The OECD’s definition of AI defines a wide range of reasoning systems as AI. It seems to me that this applies to a wider range of systems than those generally referred to as LLMs or Diffusion Models, and that many of the simpler systems are simply programs. In other words, there is a concern that there will be overlap with the areas addressed by OSD, but the article is vague on the relationship between OSIs OSD and this OSAID.
I think this is a big question that deserves to be discussed widely here. What do you think?
I believe the OECD definition is both too broad and too vague and is the biggest flaw of the current draft. One reason why it is problematic is well captured in the comment from Shuji Sado. The only reason for a special definition of “open source AI” is if the things being called open source AI have characteristics that differ from other software; otherwise, the OSI should simply undertake a general revision of the OSD if they think it is no longer suitable. The OECD definition could easily cover the kinds of conventional software systems that we have assumed can be measured solely against the OSD (or, equivalently, the Free Software Definition) to determine whether they are FOSS.
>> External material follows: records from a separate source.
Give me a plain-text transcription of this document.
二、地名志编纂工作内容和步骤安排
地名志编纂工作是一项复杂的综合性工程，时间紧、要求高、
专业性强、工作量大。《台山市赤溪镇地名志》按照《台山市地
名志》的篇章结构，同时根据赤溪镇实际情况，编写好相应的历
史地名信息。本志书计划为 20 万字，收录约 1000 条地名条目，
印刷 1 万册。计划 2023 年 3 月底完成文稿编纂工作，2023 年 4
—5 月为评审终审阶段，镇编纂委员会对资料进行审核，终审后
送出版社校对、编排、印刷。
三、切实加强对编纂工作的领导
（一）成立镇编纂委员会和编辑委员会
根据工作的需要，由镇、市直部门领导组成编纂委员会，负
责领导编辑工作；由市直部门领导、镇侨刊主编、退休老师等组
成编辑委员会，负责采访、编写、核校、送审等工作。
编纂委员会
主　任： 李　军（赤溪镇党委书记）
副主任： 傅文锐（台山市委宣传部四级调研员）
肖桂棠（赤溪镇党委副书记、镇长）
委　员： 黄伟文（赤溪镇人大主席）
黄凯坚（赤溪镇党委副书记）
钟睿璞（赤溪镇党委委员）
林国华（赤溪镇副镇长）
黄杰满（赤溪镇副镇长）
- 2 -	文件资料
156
As far as I can tell, the only technical characteristic we see in the space now commonly being described as “AI” that makes it different from the conventional software for which the OSD has been seen as suitable is the inclusion of model weights as the core element of such systems (if “system” is even an appropriate word here). This is a critically different feature and may indeed justify a new or specialized “open source” definition (although I’m actually undecided on that) . But so-called “AI systems” in general, using the OECD definition, might not be based on the machine learning paradigm at all. Why is a new definition needed for such systems?
For example, consider two public projects that aim to implement a spam classification system. One uses machine learning, one does not. The first includes model weights along with some reference implementation source code and documentation. The second includes source code and documentation under, let’s say, entirely OSD-conformant licenses. If the two systems do roughly the same thing, why would one be an “AI system” and not the other? If both are “AI systems”, is the second potentially no longer open source once the OSI adopts this definition? Or is it “open source software that does AI stuff” but not “open source AI”?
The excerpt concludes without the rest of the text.